Abstract

The health scenario in India would have been dubbed the disease scenario had it not been for some pioneering efforts from across different sectors: government, multilateral agencies, NGOs, doctors and some remarkable individuals. It is one of the ironies of the communication domain in the country that although there are a large number of health communicators, the domain (or discipline) of health communication itself hasn’t struck root. So when Shubhra Gaur, the editor, asked me to edit a special issue of JOCC, I accepted the responsibility hoping to document the efforts of some of the pioneering institutions and individuals.
Sangeeta Shrivastava (Using Campaigns to De-stigmatize Leprosy in India: Stories from the Field) was associated with leprosy communication in Madhya Pradesh for over a decade. She worked closely with danida/danlep in de-stigmatizing leprosy. Her major achievement was in closing down a leprosy asylum, of which she has written a brief case in MICA Communications Review, the precursor to this journal. Danlep’s leprosy eradication campaign was perhaps the first large-scale, sustained and social action-based communication campaign in India that figured out that even with the advent of sure-cure, leprosy wouldn’t go away without confronting its stigma head-on. The result was a series of inexpensive, practical and quite revolutionary innovations: Trialogue, the 21-day mixed-group residential camps, hydro-oleo-physio-exercise (HOPE). Sangeeta’s article documents many of the important features of the decade-long campaign in two Indian states: Madhya Pradesh and Chhatisgarh. Since then, leprosy has been ‘eradicated’ from India.
If health communicators were asked to list topics their domain covers, it is quite likely that nutrition wouldn’t appear high on the list. The topic is so niche that it hardly gets discussed or written about; actually, unlike family planning that could unhinge from its traditional demography moorings, nutrition has yet to break away from specialized institutions. This is surprising because one out of two children in the country is malnourished. Subba Rao and Vinod Pavarala (Communicating Nutrition in Community Settings) attempt to put the issue of nutrition communication/education on the research agenda. They compare and contrast three approaches to nutrition communication and identify strength and limitation of each approach.
The last two articles take a different tack. They deal with how media cover health. Rahul Gadekar and others (Framing of the H1N1 Flu in an Indian Newspaper) analyze the coverage of H1N1 scare in the largest circulated English daily, The Times of India. Their article doesn’t talk about it, but it is revealing that what was an all-consuming rage for some weeks in late 2009, has all but disappeared from amidst us. That raises a fundamental question: Do media merely report panic and fear or is it the act of reporting that fuels it? H1N1 deaths were a fact, but reporting each death in Gujarat for the first few weeks was fictionalizing news.

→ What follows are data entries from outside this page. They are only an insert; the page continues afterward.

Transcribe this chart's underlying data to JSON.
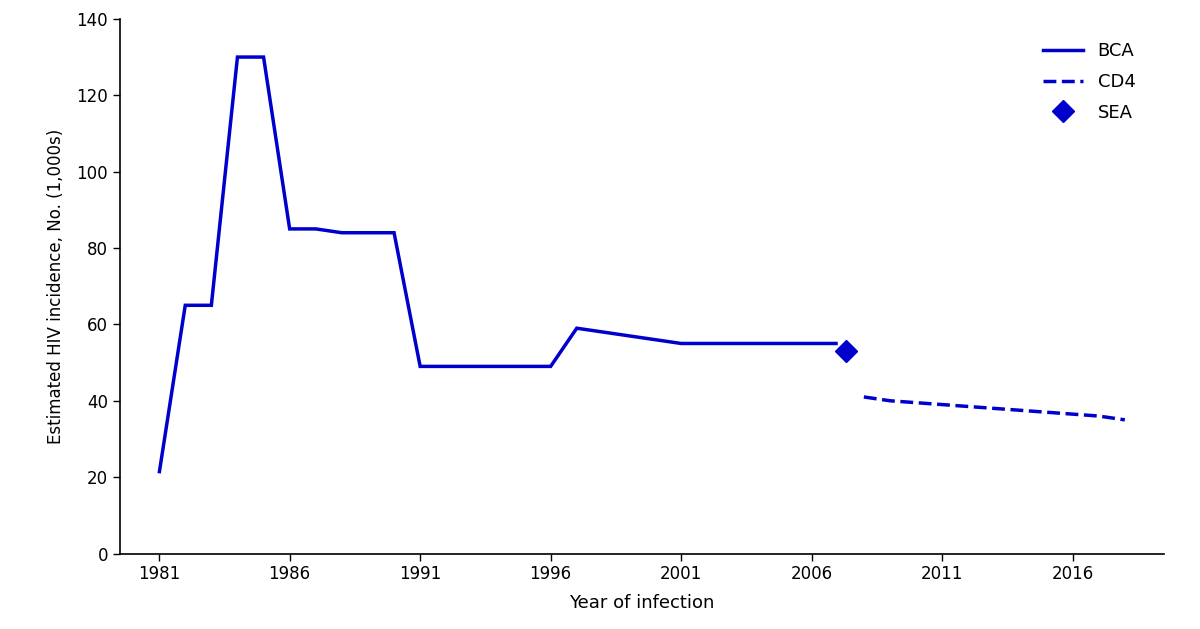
{
  "bca_x": [
    1981,
    1982,
    1983,
    1984,
    1985,
    1986,
    1987,
    1988,
    1989,
    1990,
    1991,
    1992,
    1993,
    1994,
    1995,
    1996,
    1997,
    1998,
    1999,
    2000,
    2001,
    2002,
    2003,
    2004,
    2005,
    2006,
    2007
  ],
  "bca_y": [
    21,
    65,
    65,
    130,
    130,
    85,
    85,
    84,
    84,
    84,
    49,
    49,
    49,
    49,
    49,
    49,
    59,
    58,
    57,
    56,
    55,
    55,
    55,
    55,
    55,
    55,
    55
  ],
  "cd4_x": [
    2008,
    2009,
    2010,
    2011,
    2012,
    2013,
    2014,
    2015,
    2016,
    2017,
    2018
  ],
  "cd4_y": [
    41,
    40,
    39.5,
    39,
    38.5,
    38,
    37.5,
    37,
    36.5,
    36,
    35
  ],
  "sea_x": [
    2007.3
  ],
  "sea_y": [
    53
  ],
  "line_color": "#0000cc",
  "xlabel": "Year of infection",
  "ylabel": "Estimated HIV incidence, No. (1,000s)",
  "xlim": [
    1979.5,
    2019.5
  ],
  "ylim": [
    0,
    140
  ],
  "yticks": [
    0,
    20,
    40,
    60,
    80,
    100,
    120,
    140
  ],
  "xticks": [
    1981,
    1986,
    1991,
    1996,
    2001,
    2006,
    2011,
    2016
  ],
  "legend_labels": [
    "BCA",
    "CD4",
    "SEA"
  ]
}
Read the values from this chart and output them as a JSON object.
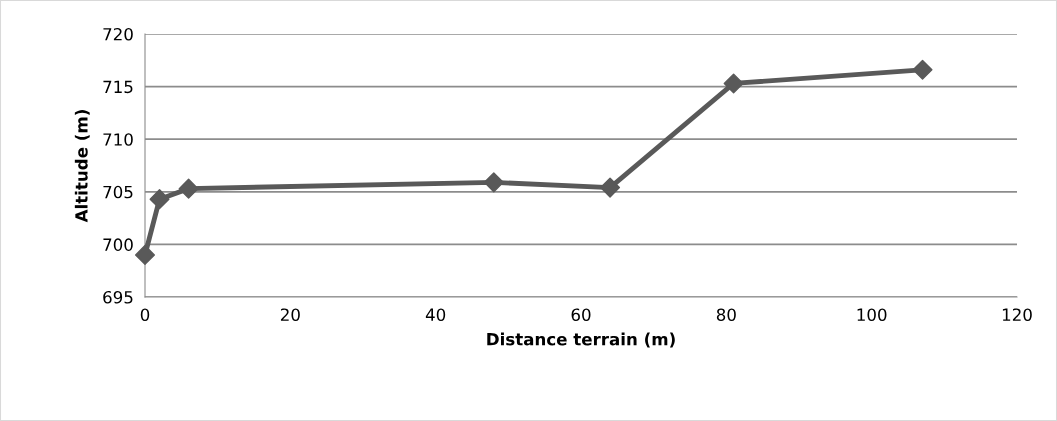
{
  "chart_data": {
    "type": "line",
    "xlabel": "Distance terrain (m)",
    "ylabel": "Altitude (m)",
    "x": [
      0,
      2,
      6,
      48,
      64,
      81,
      107
    ],
    "series": [
      {
        "color": "#595959",
        "values": [
          699.0,
          704.3,
          705.3,
          705.9,
          705.4,
          715.3,
          716.6
        ]
      }
    ],
    "xlim": [
      0,
      120
    ],
    "xticks": [
      0,
      20,
      40,
      60,
      80,
      100,
      120
    ],
    "ylim": [
      695,
      720
    ],
    "yticks": [
      695,
      700,
      705,
      710,
      715,
      720
    ],
    "grid": "y",
    "marker": "diamond",
    "line_style": "solid"
  }
}
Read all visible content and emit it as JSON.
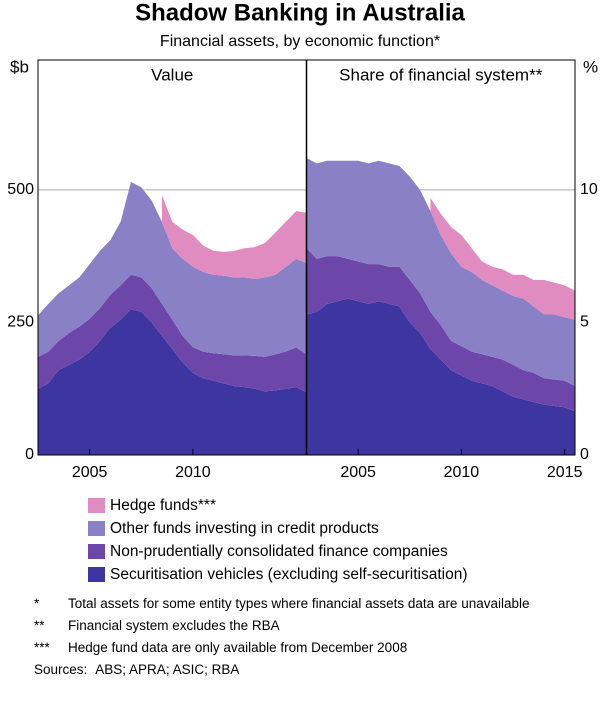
{
  "title": "Shadow Banking in Australia",
  "subtitle": "Financial assets, by economic function*",
  "chart_data": [
    {
      "type": "area",
      "title": "Value",
      "ylabel": "$b",
      "x": [
        2002.5,
        2003,
        2003.5,
        2004,
        2004.5,
        2005,
        2005.5,
        2006,
        2006.5,
        2007,
        2007.5,
        2008,
        2008.5,
        2009,
        2009.5,
        2010,
        2010.5,
        2011,
        2011.5,
        2012,
        2012.5,
        2013,
        2013.5,
        2014,
        2014.5,
        2015,
        2015.5
      ],
      "xlim": [
        2002.5,
        2015.5
      ],
      "xticks": [
        2005,
        2010
      ],
      "ylim": [
        0,
        745
      ],
      "yticks": [
        0,
        250,
        500
      ],
      "grid": true,
      "series": [
        {
          "name": "Hedge funds***",
          "color": "#e08cc0",
          "values": [
            null,
            null,
            null,
            null,
            null,
            null,
            null,
            null,
            null,
            null,
            null,
            null,
            50,
            50,
            55,
            60,
            50,
            45,
            45,
            50,
            55,
            60,
            65,
            80,
            85,
            90,
            95
          ]
        },
        {
          "name": "Other funds investing in credit products",
          "color": "#8a80c6",
          "values": [
            78,
            90,
            90,
            90,
            93,
            103,
            108,
            103,
            120,
            175,
            170,
            165,
            155,
            135,
            145,
            152,
            150,
            148,
            148,
            147,
            147,
            145,
            150,
            150,
            160,
            167,
            172
          ]
        },
        {
          "name": "Non-prudentially consolidated finance companies",
          "color": "#6c47a9",
          "values": [
            60,
            60,
            55,
            60,
            62,
            62,
            62,
            62,
            65,
            65,
            65,
            65,
            60,
            55,
            50,
            48,
            50,
            52,
            55,
            58,
            60,
            62,
            65,
            68,
            70,
            75,
            72
          ]
        },
        {
          "name": "Securitisation vehicles (excluding self-securitisation)",
          "color": "#3e36a0",
          "values": [
            125,
            135,
            160,
            170,
            180,
            195,
            215,
            240,
            255,
            275,
            270,
            250,
            225,
            200,
            175,
            155,
            145,
            140,
            135,
            130,
            128,
            125,
            120,
            122,
            125,
            128,
            118
          ]
        }
      ]
    },
    {
      "type": "area",
      "title": "Share of financial system**",
      "ylabel": "%",
      "x": [
        2002.5,
        2003,
        2003.5,
        2004,
        2004.5,
        2005,
        2005.5,
        2006,
        2006.5,
        2007,
        2007.5,
        2008,
        2008.5,
        2009,
        2009.5,
        2010,
        2010.5,
        2011,
        2011.5,
        2012,
        2012.5,
        2013,
        2013.5,
        2014,
        2014.5,
        2015,
        2015.5
      ],
      "xlim": [
        2002.5,
        2015.5
      ],
      "xticks": [
        2005,
        2010,
        2015
      ],
      "ylim": [
        0,
        14.9
      ],
      "yticks": [
        0,
        5,
        10
      ],
      "grid": true,
      "series": [
        {
          "color": "#e08cc0",
          "values": [
            null,
            null,
            null,
            null,
            null,
            null,
            null,
            null,
            null,
            null,
            null,
            null,
            0.5,
            0.8,
            1.0,
            1.2,
            0.9,
            0.7,
            0.7,
            0.8,
            0.8,
            0.9,
            1.0,
            1.3,
            1.2,
            1.2,
            1.1
          ]
        },
        {
          "color": "#8a80c6",
          "values": [
            3.4,
            3.6,
            3.6,
            3.6,
            3.7,
            3.8,
            3.8,
            3.9,
            3.9,
            3.8,
            3.9,
            3.9,
            3.8,
            3.4,
            3.3,
            3.0,
            3.0,
            2.8,
            2.7,
            2.6,
            2.6,
            2.7,
            2.5,
            2.4,
            2.45,
            2.4,
            2.5
          ]
        },
        {
          "color": "#6c47a9",
          "values": [
            2.5,
            2.0,
            1.8,
            1.7,
            1.5,
            1.5,
            1.5,
            1.4,
            1.4,
            1.5,
            1.6,
            1.5,
            1.4,
            1.3,
            1.1,
            1.1,
            1.1,
            1.1,
            1.1,
            1.2,
            1.2,
            1.1,
            1.1,
            1.0,
            1.0,
            1.0,
            0.95
          ]
        },
        {
          "color": "#3e36a0",
          "values": [
            5.3,
            5.4,
            5.7,
            5.8,
            5.9,
            5.8,
            5.7,
            5.8,
            5.7,
            5.6,
            5.0,
            4.6,
            4.0,
            3.6,
            3.2,
            3.0,
            2.8,
            2.7,
            2.6,
            2.4,
            2.2,
            2.1,
            2.0,
            1.9,
            1.85,
            1.8,
            1.65
          ]
        }
      ]
    }
  ],
  "notes": [
    {
      "marker": "*",
      "text": "Total assets for some entity types where financial assets data are unavailable"
    },
    {
      "marker": "**",
      "text": "Financial system excludes the RBA"
    },
    {
      "marker": "***",
      "text": "Hedge fund data are only available from December 2008"
    }
  ],
  "sources": {
    "label": "Sources:",
    "text": "ABS; APRA; ASIC; RBA"
  }
}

Finally, Suruchi Sood, Corinne Shefner-Rogers, Joanna Skinner (Health Communication Campaigns in Developing Countries) examine key elements of health communication campaigns in developing countries. They review published literature on health communication over a 10-year period. Their paper raises important questions for health communication practitioners and scholars. How effective are health communication theories and strategies in a developing country context when such theories are developed elsewhere? In an important way, the article extends the argument that Subba Rao and Vinod Pavarala raise in their paper. The latter recommend contextualizing a health communication approach. Sood and others also underline the complexity of health situation in developing countries. That leaves us with a lingering theoretical question: Do health communication theories meet the relevance criteria? Are they comprehensive and generalizable enough to guide practitioners and policymakers? To what extent the current theories encompass different contexts? The ‘richness’ of theories is part of a larger paradigmatic debate in communication and it is hoped that health communication scholars will join it in greater numbers.